What’s next for the world’s most powerful DSP?
Announcing 1 GFLOPS technology from TI
In the latest affirmation of its undisputed DSP dominance, Texas Instruments announces a floating-point DSP core that will provide single-processor performance of 1 billion floating-point operations per second (1 GFLOPS) on a single chip. The new core will support a new 32-bit, floating-point line of DSPs, the TMS320C67x generation, which complements and extends the groundbreaking VelociTI™ architecture already used in TI’s industry-leading, advanced-VLIW TMS320C62x fixed-point DSPs.
Not only does the ’C67x floating-point core deliver up to 10 times the performance of today’s fastest competitive offerings, but as a superset of the ’C62x instruction set, it makes TI the first DSP solutions provider to offer a code-compatible fixed- and floating-point architecture with a single learning curve.
"The VelociTI architecture lets DSP developers start with floating-point designs, and then seamlessly migrate to more cost-efficient fixed-point solutions," said TI Fellow and chief architect Ray Simar said at a recent gathering of the Microprocessor Forum.
In the first quarter of 1998, TI plans to release a new version of the ’C6x toolset that will fully support floating-point instructions. However, designers can use existing ’C6x tools to begin development of ’C67x floating-point systems today.
"Immediately," said Greg Da Silva, president and CEO of GO DSP Corporation, "that’s how fast DSP designers can start development and use the Code Composer IDE on the new ’C67x DSP. Since this is the first DSP chip family with code-compatible fixed- and floating-point DSP architectures, designers have an unprecedented time-to-market advantage."
"This compatibility with the ’C62x, the excellent tool set, the VelociTI architecture, and an expansive network of developers are an important component to Ariel’s success in the fast-paced networking market," remarked Ariel Corporation’s John Lynch, chief technology officer.
In addition to the wide range of telecom and datacom applications enabled by the ’C62x, the new ’C67x will enable next-generation advanced applications and bring faster speed, precision, and dynamic range to applications including wireless local loop base stations, beam-forming base stations, virtual reality 3-D graphics, voice mail, speech recognition, audio, radar, industrial control, atmospheric modeling, finite element analysis, and imaging such as fingerprint recognition, ultrasound, and MRI.
To achieve the industry’s first ever fixed- and floating-point code-compatibility, TI added floating-point functionality to six of the eight functional units inside the ’C6x CPU. These functional units are two ALU units, two auxiliary units, and two multiplier units. The ’C67x floating-point core can achieve 1 GFLOPS at 167 MHz today; and TI plans to triple ’C67x performance by the year 2000.
"We plan to offer a broad ’C67x floating-point product offering. Performance will range from 1 GFLOPS up to 3 GFLOPS by the end of the decade," said Mike Hames, TI Semiconductor Group vice president and worldwide DSP manager. "This technology also will enable prices less than $50 per device and will be complemented by a wide variety of mixed-signal application-enabling devices." Sampling of the first ’C67x devices, manufactured in TI’s 0.18-micron TImeline technology, is planned for the second half of 1998.

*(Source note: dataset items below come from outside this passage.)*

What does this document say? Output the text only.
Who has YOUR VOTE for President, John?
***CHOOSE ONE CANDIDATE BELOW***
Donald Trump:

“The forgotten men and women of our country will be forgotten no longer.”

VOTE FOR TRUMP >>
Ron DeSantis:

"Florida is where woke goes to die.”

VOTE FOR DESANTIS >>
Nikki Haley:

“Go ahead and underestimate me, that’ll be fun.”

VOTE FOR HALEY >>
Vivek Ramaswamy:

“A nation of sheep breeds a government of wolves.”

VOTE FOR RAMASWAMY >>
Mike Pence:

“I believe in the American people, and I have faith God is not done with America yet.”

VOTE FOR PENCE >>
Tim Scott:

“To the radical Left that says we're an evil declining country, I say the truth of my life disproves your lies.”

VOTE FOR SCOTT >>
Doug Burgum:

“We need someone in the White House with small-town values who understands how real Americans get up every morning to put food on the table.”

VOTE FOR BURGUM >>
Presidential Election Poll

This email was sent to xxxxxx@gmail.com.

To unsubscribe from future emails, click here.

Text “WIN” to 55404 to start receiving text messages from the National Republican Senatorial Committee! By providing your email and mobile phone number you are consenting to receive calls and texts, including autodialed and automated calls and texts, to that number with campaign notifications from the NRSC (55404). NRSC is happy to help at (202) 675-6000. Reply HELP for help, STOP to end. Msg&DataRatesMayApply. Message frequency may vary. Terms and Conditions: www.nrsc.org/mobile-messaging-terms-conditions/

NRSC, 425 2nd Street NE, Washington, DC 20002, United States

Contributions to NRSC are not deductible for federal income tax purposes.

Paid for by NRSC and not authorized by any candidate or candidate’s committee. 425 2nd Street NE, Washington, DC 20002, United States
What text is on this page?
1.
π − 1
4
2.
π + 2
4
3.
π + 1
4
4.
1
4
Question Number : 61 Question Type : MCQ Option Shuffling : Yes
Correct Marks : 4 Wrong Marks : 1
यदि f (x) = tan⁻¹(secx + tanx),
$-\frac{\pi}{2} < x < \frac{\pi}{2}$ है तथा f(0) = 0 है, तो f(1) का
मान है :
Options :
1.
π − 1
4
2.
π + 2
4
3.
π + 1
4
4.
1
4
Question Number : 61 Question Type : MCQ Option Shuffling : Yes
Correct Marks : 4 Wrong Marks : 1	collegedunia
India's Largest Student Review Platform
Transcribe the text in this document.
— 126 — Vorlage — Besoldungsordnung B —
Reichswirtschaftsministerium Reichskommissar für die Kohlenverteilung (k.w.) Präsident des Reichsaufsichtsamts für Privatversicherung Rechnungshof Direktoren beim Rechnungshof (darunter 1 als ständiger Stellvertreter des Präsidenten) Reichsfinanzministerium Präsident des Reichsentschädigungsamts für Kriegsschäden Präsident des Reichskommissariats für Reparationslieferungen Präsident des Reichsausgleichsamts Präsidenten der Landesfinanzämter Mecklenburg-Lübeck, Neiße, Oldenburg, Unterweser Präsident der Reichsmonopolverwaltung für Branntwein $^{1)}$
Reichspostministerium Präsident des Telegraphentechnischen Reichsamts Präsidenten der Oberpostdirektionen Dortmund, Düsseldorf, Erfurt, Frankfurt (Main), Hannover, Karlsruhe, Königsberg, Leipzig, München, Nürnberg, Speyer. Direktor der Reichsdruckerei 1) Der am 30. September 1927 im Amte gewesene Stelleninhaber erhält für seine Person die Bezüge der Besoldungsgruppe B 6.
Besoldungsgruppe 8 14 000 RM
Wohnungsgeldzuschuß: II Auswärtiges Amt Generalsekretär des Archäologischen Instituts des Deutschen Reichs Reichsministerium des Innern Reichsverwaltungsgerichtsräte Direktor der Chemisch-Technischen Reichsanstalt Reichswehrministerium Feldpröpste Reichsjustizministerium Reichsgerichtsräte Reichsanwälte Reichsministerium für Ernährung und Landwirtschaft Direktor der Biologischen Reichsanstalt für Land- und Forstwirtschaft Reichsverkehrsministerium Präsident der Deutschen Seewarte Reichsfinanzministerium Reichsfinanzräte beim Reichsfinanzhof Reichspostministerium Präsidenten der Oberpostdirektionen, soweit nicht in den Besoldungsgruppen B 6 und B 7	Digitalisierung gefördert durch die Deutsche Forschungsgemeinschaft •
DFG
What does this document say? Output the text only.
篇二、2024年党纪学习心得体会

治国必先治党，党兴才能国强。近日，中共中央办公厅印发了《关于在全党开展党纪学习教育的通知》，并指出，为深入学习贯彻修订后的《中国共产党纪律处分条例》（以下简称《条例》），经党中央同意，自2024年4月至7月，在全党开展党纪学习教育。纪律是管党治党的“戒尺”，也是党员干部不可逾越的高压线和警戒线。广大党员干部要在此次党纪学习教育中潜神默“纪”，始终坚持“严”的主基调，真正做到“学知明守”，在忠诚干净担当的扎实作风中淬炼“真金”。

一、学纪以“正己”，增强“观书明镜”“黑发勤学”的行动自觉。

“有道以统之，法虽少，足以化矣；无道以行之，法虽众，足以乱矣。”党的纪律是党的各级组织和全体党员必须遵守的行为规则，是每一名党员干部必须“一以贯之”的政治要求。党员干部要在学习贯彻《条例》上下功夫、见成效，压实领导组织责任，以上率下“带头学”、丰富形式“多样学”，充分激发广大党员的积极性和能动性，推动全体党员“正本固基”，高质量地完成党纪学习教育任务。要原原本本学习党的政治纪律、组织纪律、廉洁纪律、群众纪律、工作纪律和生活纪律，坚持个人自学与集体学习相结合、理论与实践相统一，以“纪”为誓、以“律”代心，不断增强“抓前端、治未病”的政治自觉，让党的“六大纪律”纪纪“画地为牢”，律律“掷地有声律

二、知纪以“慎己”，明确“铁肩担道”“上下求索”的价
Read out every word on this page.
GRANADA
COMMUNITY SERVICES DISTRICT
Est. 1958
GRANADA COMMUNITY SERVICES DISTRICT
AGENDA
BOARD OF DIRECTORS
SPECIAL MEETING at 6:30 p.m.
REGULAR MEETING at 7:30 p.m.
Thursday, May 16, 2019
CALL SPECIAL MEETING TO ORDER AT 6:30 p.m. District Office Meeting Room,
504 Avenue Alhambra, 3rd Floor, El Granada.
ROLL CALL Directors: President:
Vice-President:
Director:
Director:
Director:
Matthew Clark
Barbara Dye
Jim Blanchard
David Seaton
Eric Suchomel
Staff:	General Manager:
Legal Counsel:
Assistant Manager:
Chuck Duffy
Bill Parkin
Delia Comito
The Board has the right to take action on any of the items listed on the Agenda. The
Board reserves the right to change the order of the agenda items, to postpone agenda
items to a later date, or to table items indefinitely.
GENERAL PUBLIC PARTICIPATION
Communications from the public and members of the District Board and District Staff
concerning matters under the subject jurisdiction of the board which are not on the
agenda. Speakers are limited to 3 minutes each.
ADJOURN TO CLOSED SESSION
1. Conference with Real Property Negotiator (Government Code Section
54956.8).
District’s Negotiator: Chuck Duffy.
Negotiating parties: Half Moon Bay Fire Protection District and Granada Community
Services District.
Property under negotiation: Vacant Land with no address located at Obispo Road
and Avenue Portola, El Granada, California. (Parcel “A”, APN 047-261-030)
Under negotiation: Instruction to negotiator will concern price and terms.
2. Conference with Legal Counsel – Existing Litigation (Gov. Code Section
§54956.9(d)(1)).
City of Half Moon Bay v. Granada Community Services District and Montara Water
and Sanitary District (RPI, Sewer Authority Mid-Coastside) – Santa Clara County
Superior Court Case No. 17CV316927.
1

As the world’s number one DSP solutions provider, TI also has the largest number of floating-point customers worldwide and continues to encourage new designs using the 32-bit, floating-point TMS320C3x and TMS320C4x generations. For customers who need more performance, TI plans to offer translation tools from these existing architectures to the new ’C67x generation that will minimize rework and maximize ’C3x and ’C4x code investment. This ’C67x roadmap extends TI’s DSP market leadership well into the next century. "Once again, TI has shown its DSP leadership," said Peter Siy, president of White Mountain DSP.
Leading DSP third-party companies who have already announced they will support the new ’C67x core include 3L; Ariel Corporation; Coreco, Inc.; DNA Enterprises, Inc.; DSP Research, Inc.; DSP Software Engineering, Inc.; Eonic Systems; GO DSP Corporation; Hunt Engineering; Loughborough Sound Images (LSI); Mizar; Pentek, Inc.; RadiSys Corporation; Spectron; Spectrum Signal Processing; Sundance Multiprocessor Technology, Ltd.; Traquair Data Systems; Transtech Parallel Systems Corporation; and White Mountain DSP, Inc.